There's a wonderful moment in the making-of documentary
where director JJ Abrams confesses that his vision for a new Star Trek took its
cues from the original Star Wars trilogy, and you can almost hear the sound of
nerd heads exploding around the world. That might explain, of course, why the
rebooted Star Trek is also, y'know, good.
The fact that the technology has now caught up with the
ambitions of the show helps, although the spirit of the series – a diverse
group working together to explore the universe – remains. As does Kirk's
fondness for green-skinned chicks.
Essentially an origin story, the film pits the Federation
against a Romulan renegade named Nero (played by Eric Bana with scene-devouring
glee) who wishes to avenge the destruction of his homeworld in a supernova by
travelling back in time and destroying Vulcan, home of Ambassador Spock
(Leonard Nimoy), who failed to save Romulus with a red "red matter" bomb (which
seems to be some sort of hyper-gravity liquid that would have the folks at the
CERN laboratories rubbing their hands with glee).
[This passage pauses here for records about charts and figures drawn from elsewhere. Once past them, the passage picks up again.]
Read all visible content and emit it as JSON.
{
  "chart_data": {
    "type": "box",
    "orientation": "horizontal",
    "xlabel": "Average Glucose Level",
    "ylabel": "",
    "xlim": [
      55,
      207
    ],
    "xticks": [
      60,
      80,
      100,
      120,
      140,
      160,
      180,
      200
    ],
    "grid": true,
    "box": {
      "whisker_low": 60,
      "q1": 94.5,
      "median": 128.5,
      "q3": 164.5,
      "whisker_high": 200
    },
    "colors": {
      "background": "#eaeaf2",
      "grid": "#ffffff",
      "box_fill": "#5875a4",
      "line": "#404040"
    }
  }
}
Meanwhile, in this timeline, the young James Tiberius Kirk (the remarkably good Chris Pine)
is joining Starfleet, meeting irascible medico Leonard "Bones" McCoy (played
with near-parodic relish by Karl Urban) and xenolinguist/total hottie Uhura
(Zoe Salanda) and locking horns with this Vulcan dude named Spock (Zachary
Quinto, whose resemblance to Nimoy is downright uncanny) and with whom he develops a grudging friendship. The cast is fantastic, the plot cunningly provides a way forward
without being locked to the previous Trek films (we're in an alternate timeline to the original series now, y'see) and Abrams keeps things barrelling along without sacrificing character, sentiment or humour. And it's worth adding that the decision to shoot primarily on actual sets gives it a grounding that so many CGI-fests lack (reading this, George Lucas?).
In short the film is great, the DVD extras are considerable, and Simon
Pegg plays Scotty. Let's face it: you'll be buying this the second you see it.
Extras Commentary, deleted scenes, featurettes, gag reel, webcam-enhanced 3d tour of the Enterprise and more.